Where possible, such planning should even jump over international borders. While Detroit’s population has fallen below a million, the Detroit-Windsor region is the largest United States-Canada cross-border area, with nearly six million people (and one of the largest border populations in the world). Both sides are deeply interdependent because of their automobile and steel industries and would benefit from scaling together rather than bickering over who pays for a new bridge between them. Detroit’s destiny seems almost obvious if we are brave enough to build it: a midpoint of the Chicago-Toronto corridor in an emerging North American Union.
TO make these things happen requires thinking beyond states. Washington currently provides minimal support for regional economic efforts and strategies; it needs to go much further, even at the risk of upsetting established federal-state political balances. A national infrastructure bank, if it ever gets off the ground, should have as part of its charter an obligation to ignore state lines when weighing projects to support.

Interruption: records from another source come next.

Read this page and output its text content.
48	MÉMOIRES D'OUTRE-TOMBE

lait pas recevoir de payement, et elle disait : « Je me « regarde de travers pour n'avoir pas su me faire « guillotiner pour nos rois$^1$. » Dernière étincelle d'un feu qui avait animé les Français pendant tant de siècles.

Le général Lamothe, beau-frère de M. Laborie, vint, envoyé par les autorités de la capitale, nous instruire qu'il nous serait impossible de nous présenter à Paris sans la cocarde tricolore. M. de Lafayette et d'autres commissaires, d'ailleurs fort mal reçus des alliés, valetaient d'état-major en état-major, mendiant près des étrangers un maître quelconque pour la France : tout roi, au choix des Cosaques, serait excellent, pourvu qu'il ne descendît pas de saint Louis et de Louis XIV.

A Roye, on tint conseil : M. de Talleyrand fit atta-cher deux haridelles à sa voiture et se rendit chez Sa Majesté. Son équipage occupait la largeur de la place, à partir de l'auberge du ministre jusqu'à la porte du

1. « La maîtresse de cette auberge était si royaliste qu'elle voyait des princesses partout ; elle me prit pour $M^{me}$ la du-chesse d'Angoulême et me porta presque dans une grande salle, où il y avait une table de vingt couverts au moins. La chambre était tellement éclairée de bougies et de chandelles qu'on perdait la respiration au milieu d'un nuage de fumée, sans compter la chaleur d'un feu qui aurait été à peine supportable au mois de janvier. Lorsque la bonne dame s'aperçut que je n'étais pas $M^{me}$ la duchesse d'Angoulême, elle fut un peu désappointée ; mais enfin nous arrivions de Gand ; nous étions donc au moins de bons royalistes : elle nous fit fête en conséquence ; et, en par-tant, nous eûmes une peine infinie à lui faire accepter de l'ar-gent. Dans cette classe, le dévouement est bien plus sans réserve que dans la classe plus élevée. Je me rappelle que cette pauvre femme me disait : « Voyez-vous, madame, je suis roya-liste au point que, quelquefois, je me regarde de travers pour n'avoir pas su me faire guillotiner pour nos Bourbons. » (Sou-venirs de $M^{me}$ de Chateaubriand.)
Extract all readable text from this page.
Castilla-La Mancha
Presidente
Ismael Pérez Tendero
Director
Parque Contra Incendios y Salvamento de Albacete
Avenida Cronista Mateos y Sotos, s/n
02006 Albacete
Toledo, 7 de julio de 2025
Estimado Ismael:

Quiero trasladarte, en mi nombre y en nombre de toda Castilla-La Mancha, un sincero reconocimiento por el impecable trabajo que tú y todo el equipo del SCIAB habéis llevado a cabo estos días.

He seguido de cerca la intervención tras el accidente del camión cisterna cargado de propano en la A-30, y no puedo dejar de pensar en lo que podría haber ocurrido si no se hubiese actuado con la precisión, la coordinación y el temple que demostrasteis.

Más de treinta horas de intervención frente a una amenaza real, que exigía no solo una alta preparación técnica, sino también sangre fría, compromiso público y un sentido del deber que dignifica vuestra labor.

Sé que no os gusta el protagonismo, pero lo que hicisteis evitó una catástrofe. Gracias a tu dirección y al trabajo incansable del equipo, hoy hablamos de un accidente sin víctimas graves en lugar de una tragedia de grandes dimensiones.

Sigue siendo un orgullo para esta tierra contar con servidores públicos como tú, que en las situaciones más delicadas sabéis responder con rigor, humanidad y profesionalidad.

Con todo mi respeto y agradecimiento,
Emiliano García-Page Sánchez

Consider how parts of the Rust Belt could benefit from this approach. A Midwestern high-speed rail network that ran from Southern Illinois to Southern Michigan would not just link wealthy investment hubs like Louisville, Ky., and Columbus, Ohio; by tying in high-unemployment cities like Dayton, it would make it easier for workers to commute to where the jobs are.
Such networks would just as easily help poor and rural areas, like Appalachia. Upgraded transportation corridors between New York, Washington and Atlanta could finally lift Appalachia’s isolated and stagnant towns stretching from New York to Alabama by facilitating investment in farms and vineyards, food processing and eco-tourism.
States will continue to have an important political and regulatory function to fill. But the next president has to move beyond platitudes and implement a serious policy of leveraging new infrastructure investment from home and abroad and backing the shift toward a new urban political economy built around transportation engineering, alternative energy, digital technology and other advanced sectors.
The 21st century will not be a competition over territory, but over connectivity — and only connecting American cities will enable the United States to win the tug of war over global trade volumes, investment flows and supply chains. More than America’s military grand strategy, such an economic master plan would determine if America remained the world’s leading superpower.
Correction: April 15, 2016
An earlier version of this article said that Congress provided support for the construction of the Erie Canal. Rather, the canal was funded by New York State.